Sunday, January 2, 2011

Form, Content, and the Rhetoric of Social Movements

In 1980, David Zarefsky warned that the way that rhetoricians studied social movements took for granted the agitations and discourses of a movement at their word. Namely, he said, what guaranteed that a social movement always existed outside the existing relays of power in a given political space besides its own claims to be a "social movement"? Rhetorical studies, he argued, risked deciding in advance what was and was not a social movement by assigning certain movement-specific content a transhistorical role indetermining the formal characteristics of what counted as a social movement.

Zarefsky's alternative was to always insist on historically situated studies of the rhetoric of particular controversies and demands. Through close historical analysis, one could presumably figure out at a given synchronic moment whether or not one was seeing an oppositional or hegemonic social movement. Zarefsky's form/content argument strikes me as absolutely correct: just saying you're a social movement doesn't make it so, and the left does not hold a monopoly on discourses of social agitation.

One is also tempted to fill out Zarefsky's objection through a recourse to post-structural theories of political space and identity. Namely, what is at stake in even announcing the existence of something like a "social movement" implies the existence of something like a total/fixed/settled field of the political and its constitutive discourses at a given moment. The danger, of course, is analagous to the recurrence of the "determination in the last instance" problem faced by those attempting to make critical gestures at the existence of structures without allowing those structures to pre-exist the political possibilities available to critics.
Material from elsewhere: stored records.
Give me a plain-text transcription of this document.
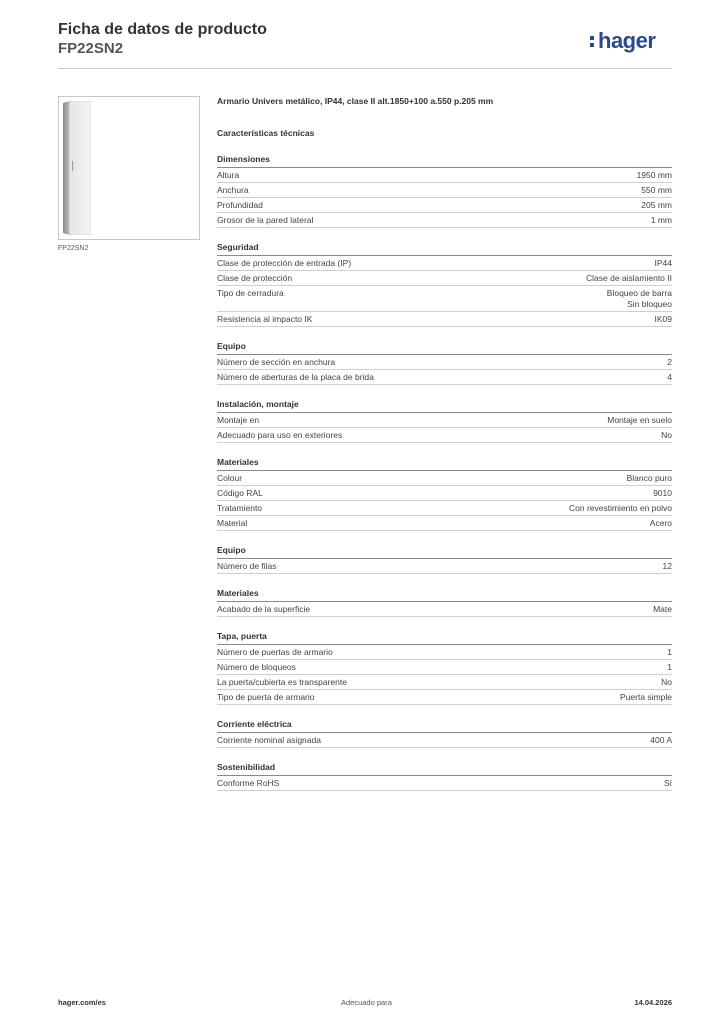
Ficha de datos de producto
FP22SN2	hager
FP22SN2

Armario Univers metálico, IP44, clase II alt.1850+100 a.550 p.205 mm

Características técnicas

Dimensiones
Altura	1950 mm
Anchura	550 mm
Profundidad	205 mm
Grosor de la pared lateral	1 mm
Seguridad
Clase de protección de entrada (IP)	IP44
Clase de protección	Clase de aislamiento II
Tipo de cerradura	Bloqueo de barra
Sin bloqueo
Resistencia al impacto IK	IK09
Equipo
Número de sección en anchura	2
Número de aberturas de la placa de brida	4
Instalación, montaje
Montaje en	Montaje en suelo
Adecuado para uso en exteriores	No
Materiales
Colour	Blanco puro
Código RAL	9010
Tratamiento	Con revestimiento en polvo
Material	Acero
Equipo
Número de filas	12
Materiales
Acabado de la superficie	Mate
Tapa, puerta
Número de puertas de armario	1
Número de bloqueos	1
La puerta/cubierta es transparente	No
Tipo de puerta de armario	Puerta simple
Corriente eléctrica
Corriente nominal asignada	400 A
Sostenibilidad
Conforme RoHS	Sí
hager.com/es	Adecuado para	14.04.2026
That is, once you've established what a social movement is "against", that which it is "against" is thought to pre-exist the social movement and movements always occur in a kind of dialectical relationship on an existing political plane. The movements, however much they oppose what exists/is hegemonic, nevertheless have some of their radical oppositional potential drained by defining themselves oppositionally rather than producing their own independently intelligible discourse of appeal.

To contextualize through criticism: one might think about how, for example, how ineffective on a large scale pro-socialism discourses in America are today. This is not because there is anything inherently unpersuasive about socialism: indeed, America has a long and glorious history of federally and state enacted "socialist" policies. It is, instead, because the American political imaginary coheres through an understanding of socialism that displaces and marks its discourses as alien to discourses of "Americanness" in the abstract. We can think of this as needing a kind of rhetorical means-testing: until a socialist policy is calcified in the realm of the political the presumption lies against its normative desireability. All of this operates under the presumption that something like "Americanness" exists, that it is known, and that it does a kind of natural/guaranteed work in producing a coherent political space.

Back to Zarefsky: how can we even begin to claim to know the contours of political space before we investigate it? I think that we cannot. All we can do is to inquire (following Foucault) after the conditions of discourse's intelligible enunciation. To do otherwise risks stipulating in advance that a certain something already exists as the antecedent to the discourses that exist, and in so-doing we might naturalize the existences of the very hegemonic discourses to which we are opposed. If we map progressive political content onto the form of social movements generically, we are left always doing criticism that produces social movements as outside an already established system. Once they are outside, there is a kind of historicized presumption against them. McGee was, as always, onto something like this before most with his seminal work on social movements. For now, careful of form and content!